Iha, who last appeared with Smashing Pumpkins in their native Chicago in December 2000, unexpectedly walked onto a Los Angeles stage on Saturday night to play with the band, according to videos posted online by fans.
"Yes, it's James Iha," Billy Corgan, the band's frontman and undisputed leader, told a cheering crowd.
Sporting a blazer, Iha brought back the early Pumpkins' signature fuzzy noise on electric guitar as Corgan sang and strummed an acoustic guitar.
The reunited band played tracks off Siamese Dream - notably the emotionally intense "Disarm" and the more upbeat "Today" - as well as a cover of the Rolling Stones' "Angie," according to social media posts.
The show was all the more surprising as Corgan is known for disliking talk of reunions and frequently performs concerts solely with new material, saying he does not want to be stuck artistically on selling nostalgia.
But in a recent interview with Rolling Stone magazine, Corgan said he had developed "an open-door policy" for Smashing Pumpkins and felt no need to define who was a member or not.
The band was famous for its internal friction. During the recording of Siamese Dream, which catapulted the group to fame, the perfectionist Corgan would overdub his own playing to replace the contributions of Iha and bassist D'arcy Wretzky.

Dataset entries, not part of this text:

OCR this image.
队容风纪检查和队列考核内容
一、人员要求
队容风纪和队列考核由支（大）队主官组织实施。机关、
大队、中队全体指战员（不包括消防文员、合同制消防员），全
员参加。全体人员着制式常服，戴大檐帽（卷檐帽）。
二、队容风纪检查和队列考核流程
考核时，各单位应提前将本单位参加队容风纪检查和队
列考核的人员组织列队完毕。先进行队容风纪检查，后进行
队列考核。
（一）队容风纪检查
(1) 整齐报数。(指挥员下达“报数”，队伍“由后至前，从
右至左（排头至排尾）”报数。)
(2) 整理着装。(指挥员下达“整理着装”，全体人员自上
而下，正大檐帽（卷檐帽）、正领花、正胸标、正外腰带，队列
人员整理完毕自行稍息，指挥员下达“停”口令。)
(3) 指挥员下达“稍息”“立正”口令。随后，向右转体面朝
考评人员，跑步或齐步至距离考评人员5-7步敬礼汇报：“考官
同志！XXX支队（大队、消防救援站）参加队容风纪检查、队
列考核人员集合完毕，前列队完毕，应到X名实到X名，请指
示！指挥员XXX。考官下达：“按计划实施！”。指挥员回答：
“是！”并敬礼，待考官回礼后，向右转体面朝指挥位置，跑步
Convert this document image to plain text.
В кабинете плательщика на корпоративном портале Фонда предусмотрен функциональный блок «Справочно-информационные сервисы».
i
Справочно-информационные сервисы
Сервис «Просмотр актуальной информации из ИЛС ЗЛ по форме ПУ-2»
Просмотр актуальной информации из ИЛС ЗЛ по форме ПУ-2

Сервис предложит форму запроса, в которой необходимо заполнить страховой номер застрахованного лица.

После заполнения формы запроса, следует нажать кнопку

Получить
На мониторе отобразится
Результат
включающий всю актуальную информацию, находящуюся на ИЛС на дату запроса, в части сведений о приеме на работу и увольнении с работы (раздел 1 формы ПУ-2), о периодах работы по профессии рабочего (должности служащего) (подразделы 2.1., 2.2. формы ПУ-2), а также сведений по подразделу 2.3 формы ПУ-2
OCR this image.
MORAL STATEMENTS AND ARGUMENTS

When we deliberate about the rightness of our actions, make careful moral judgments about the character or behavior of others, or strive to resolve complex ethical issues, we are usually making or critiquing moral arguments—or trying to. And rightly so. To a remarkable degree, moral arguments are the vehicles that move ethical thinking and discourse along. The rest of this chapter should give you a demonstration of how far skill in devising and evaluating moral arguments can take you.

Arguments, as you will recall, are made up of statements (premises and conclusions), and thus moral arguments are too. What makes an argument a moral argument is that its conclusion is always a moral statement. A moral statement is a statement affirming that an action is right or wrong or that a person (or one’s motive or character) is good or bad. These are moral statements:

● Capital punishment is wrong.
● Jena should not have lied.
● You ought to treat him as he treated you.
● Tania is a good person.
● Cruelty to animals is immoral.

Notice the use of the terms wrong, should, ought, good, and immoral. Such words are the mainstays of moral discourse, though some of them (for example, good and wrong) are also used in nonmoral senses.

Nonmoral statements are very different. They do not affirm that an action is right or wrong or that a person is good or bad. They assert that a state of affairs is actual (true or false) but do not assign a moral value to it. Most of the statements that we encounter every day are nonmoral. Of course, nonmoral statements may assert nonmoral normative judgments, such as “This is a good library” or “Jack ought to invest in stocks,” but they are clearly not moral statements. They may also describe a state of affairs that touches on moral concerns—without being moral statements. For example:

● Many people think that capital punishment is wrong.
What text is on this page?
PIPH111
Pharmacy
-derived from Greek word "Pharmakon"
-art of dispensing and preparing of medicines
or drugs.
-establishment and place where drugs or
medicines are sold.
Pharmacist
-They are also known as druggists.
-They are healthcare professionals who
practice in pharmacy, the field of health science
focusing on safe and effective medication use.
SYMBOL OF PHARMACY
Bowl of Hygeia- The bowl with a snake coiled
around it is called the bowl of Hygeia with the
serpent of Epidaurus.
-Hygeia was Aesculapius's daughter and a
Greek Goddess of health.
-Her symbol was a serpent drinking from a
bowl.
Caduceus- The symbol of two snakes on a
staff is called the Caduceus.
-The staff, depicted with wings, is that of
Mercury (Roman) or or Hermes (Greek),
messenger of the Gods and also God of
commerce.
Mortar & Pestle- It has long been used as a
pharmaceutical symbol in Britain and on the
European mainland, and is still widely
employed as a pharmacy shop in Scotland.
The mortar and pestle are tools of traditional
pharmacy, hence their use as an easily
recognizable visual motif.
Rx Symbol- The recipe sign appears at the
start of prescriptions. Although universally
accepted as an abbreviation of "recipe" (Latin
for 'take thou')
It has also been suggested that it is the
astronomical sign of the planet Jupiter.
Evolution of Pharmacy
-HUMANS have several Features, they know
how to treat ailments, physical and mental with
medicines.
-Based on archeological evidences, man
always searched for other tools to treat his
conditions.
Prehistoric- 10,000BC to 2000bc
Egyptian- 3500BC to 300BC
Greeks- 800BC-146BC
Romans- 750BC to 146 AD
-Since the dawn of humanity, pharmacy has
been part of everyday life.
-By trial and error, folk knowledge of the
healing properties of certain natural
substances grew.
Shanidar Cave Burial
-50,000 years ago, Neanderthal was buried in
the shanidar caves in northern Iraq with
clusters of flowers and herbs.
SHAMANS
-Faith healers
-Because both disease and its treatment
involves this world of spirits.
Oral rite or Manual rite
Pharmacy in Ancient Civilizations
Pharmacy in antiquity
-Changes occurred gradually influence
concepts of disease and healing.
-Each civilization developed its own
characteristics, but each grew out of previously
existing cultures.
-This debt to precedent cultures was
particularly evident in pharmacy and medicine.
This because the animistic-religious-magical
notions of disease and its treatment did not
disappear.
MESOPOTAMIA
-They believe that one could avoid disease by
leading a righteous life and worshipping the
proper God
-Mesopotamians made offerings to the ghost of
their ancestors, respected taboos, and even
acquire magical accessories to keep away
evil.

Drummer Jimmy Chamberlin was fired in 1996 over drug use after keyboardist Jonathan Melvoin died of a heroin overdose while in New York on tour.
But Chamberlin returned to the band after rehab and has joined Corgan in the second incarnation of Smashing Pumpkins that began in 2006.
Chamberlin wrote on Twitter after Saturday's show that it was "pretty cool" to play again with Iha and was "looking forward to doing it again sometime."
Smashing Pumpkins were one of the most influential bands of the 1990s, moving from a grunge sound to incorporate operatic and electronic elements to songs defined by Corgan's dark introspection.
Corgan, 49, in recent years has pursued diverse side projects that have included writing plots for professional wrestling matches and creating an eight-hour electronic interpretation of Siddhartha, Hermann Hesse's celebrated 1922 novel inspired by the Buddha.